Flood is the most significant under-modelled peril and of particular concern for the Asia Pacific region, where in excess of $500 billion of GDP is exposed to flood risk every year – the majority of which is not insured – according to a new report by reinsurance broker Guy Carpenter.
Furthermore, one of the key factors influencing the insurance coverage gap is a lack of understanding of flood risk.
The report states that new data products, such as hazard maps, have recently become available from both private- and public-sector sources.
This hazard data needs to be combined with other data such as probabilistic event sets and defence information, and brought into loss calculation frameworks that allow insurers and reinsurers to quantify the financial risk so they can make informed business decisions.
Typhoon Jebi was the largest event in Asia Pacific by a wide margin in 2018 and the strongest typhoon to hit Japan in 25 years. Insurance losses are expected to exceed $5 billion, but the full loss picture is not yet clear; the reinsurance impact is likely to be significant.
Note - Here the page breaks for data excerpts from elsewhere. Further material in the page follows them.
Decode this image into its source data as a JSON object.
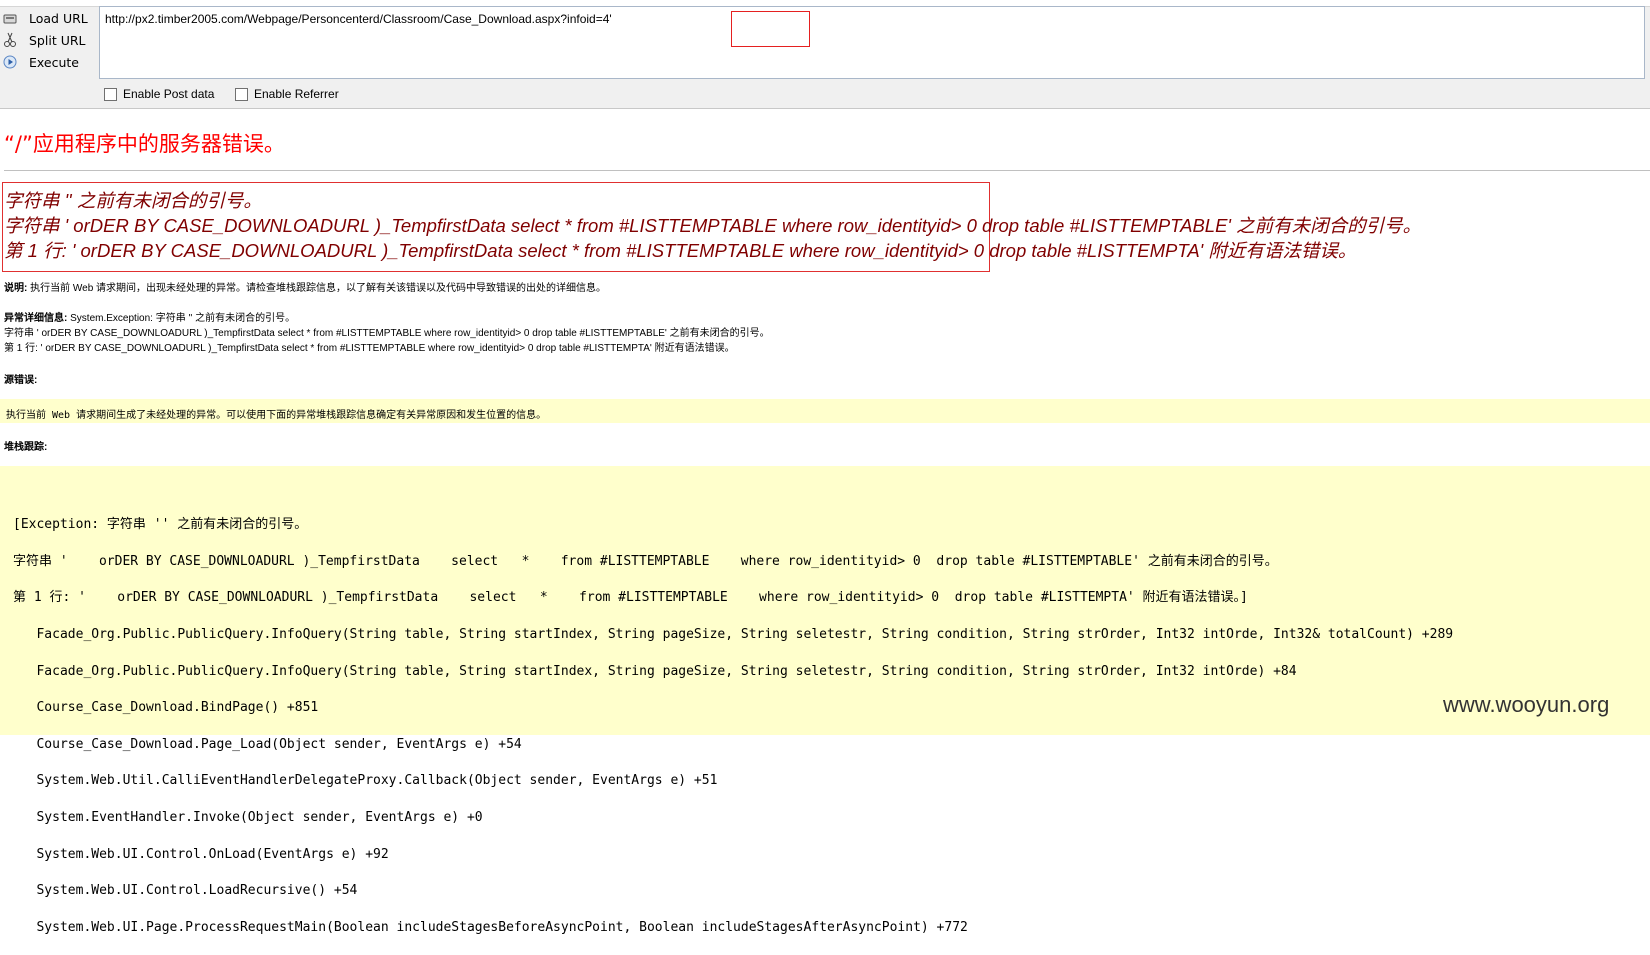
{
  "toolbar": {
    "buttons": [
      {
        "label": "Load URL",
        "icon": "load-url-icon"
      },
      {
        "label": "Split URL",
        "icon": "split-url-icon"
      },
      {
        "label": "Execute",
        "icon": "execute-icon"
      }
    ],
    "url": "http://px2.timber2005.com/Webpage/Personcenterd/Classroom/Case_Download.aspx?infoid=4'",
    "enable_post": "Enable Post data",
    "enable_referrer": "Enable Referrer"
  },
  "error_page": {
    "title": "“/”应用程序中的服务器错误。",
    "messages": [
      "字符串 '' 之前有未闭合的引号。",
      "字符串 '    orDER BY CASE_DOWNLOADURL )_TempfirstData    select   *    from #LISTTEMPTABLE    where row_identityid> 0  drop table #LISTTEMPTABLE' 之前有未闭合的引号。",
      "第 1 行: '    orDER BY CASE_DOWNLOADURL )_TempfirstData    select   *    from #LISTTEMPTABLE    where row_identityid> 0  drop table #LISTTEMPTA' 附近有语法错误。"
    ],
    "description_label": "说明:",
    "description": "执行当前 Web 请求期间，出现未经处理的异常。请检查堆栈跟踪信息，以了解有关该错误以及代码中导致错误的出处的详细信息。",
    "exception_label": "异常详细信息:",
    "exception_lines": [
      "System.Exception: 字符串 '' 之前有未闭合的引号。",
      "字符串 '    orDER BY CASE_DOWNLOADURL )_TempfirstData    select   *    from #LISTTEMPTABLE    where row_identityid> 0  drop table #LISTTEMPTABLE' 之前有未闭合的引号。",
      "第 1 行: '    orDER BY CASE_DOWNLOADURL )_TempfirstData    select   *    from #LISTTEMPTABLE    where row_identityid> 0  drop table #LISTTEMPTA' 附近有语法错误。"
    ],
    "source_error_label": "源错误:",
    "source_error_text": "执行当前 Web 请求期间生成了未经处理的异常。可以使用下面的异常堆栈跟踪信息确定有关异常原因和发生位置的信息。",
    "stack_trace_label": "堆栈跟踪:",
    "stack_trace": [
      "[Exception: 字符串 '' 之前有未闭合的引号。",
      "字符串 '    orDER BY CASE_DOWNLOADURL )_TempfirstData    select   *    from #LISTTEMPTABLE    where row_identityid> 0  drop table #LISTTEMPTABLE' 之前有未闭合的引号。",
      "第 1 行: '    orDER BY CASE_DOWNLOADURL )_TempfirstData    select   *    from #LISTTEMPTABLE    where row_identityid> 0  drop table #LISTTEMPTA' 附近有语法错误。]",
      "   Facade_Org.Public.PublicQuery.InfoQuery(String table, String startIndex, String pageSize, String seletestr, String condition, String strOrder, Int32 intOrde, Int32& totalCount) +289",
      "   Facade_Org.Public.PublicQuery.InfoQuery(String table, String startIndex, String pageSize, String seletestr, String condition, String strOrder, Int32 intOrde) +84",
      "   Course_Case_Download.BindPage() +851",
      "   Course_Case_Download.Page_Load(Object sender, EventArgs e) +54",
      "   System.Web.Util.CalliEventHandlerDelegateProxy.Callback(Object sender, EventArgs e) +51",
      "   System.EventHandler.Invoke(Object sender, EventArgs e) +0",
      "   System.Web.UI.Control.OnLoad(EventArgs e) +92",
      "   System.Web.UI.Control.LoadRecursive() +54",
      "   System.Web.UI.Page.ProcessRequestMain(Boolean includeStagesBeforeAsyncPoint, Boolean includeStagesAfterAsyncPoint) +772"
    ]
  },
  "watermark": "www.wooyun.org",
  "colors": {
    "title_red": "#ff0000",
    "message_maroon": "#800000",
    "yellow_band": "#ffffcc",
    "highlight_red": "#e52020"
  }
}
Meanwhile, July’s typhoon Prapiroon and associated heavy rains led to severe floods and mudslides in Japan. In mid-September, reported paid claims from these events totalled approximately $1.5 billion; the final total insured loss cost is predicted to exceed $2 billion.
More recently, Japan was hit by typhoon Trami. The insured loss cost is likely to be significant, but is not yet known at this time.
In September, typhoon Mangkhut – which made landfall in the Philippines before passing close enough to Hong Kong and Macau to inflict widespread damage to infrastructure – is estimated to have caused between $1 billion and $2 billion in insured losses.
In August, the southwestern state of Kerala in India was affected by severe flooding caused by heavy rainfall. Media reports indicated that economic losses will be close to $4.25 billion and insured losses are likely to be as high as $0.64 billion
According to re/insurer MAIPARK, insurance losses caused by the earthquake, tsunami and liquefaction of Indonesia are estimated to reach just $11.2 million due to low re/insurance penetration in the area.
The report states that these events will impact catastrophe reinsurers in the region and, if current estimates are correct, are likely to push the regional cat reinsurance combined ratio for the year into the 100% to 200% range.
In recent historical context it is worth noting that a ratio in that range is still much lower than the +900% recorded in 2011.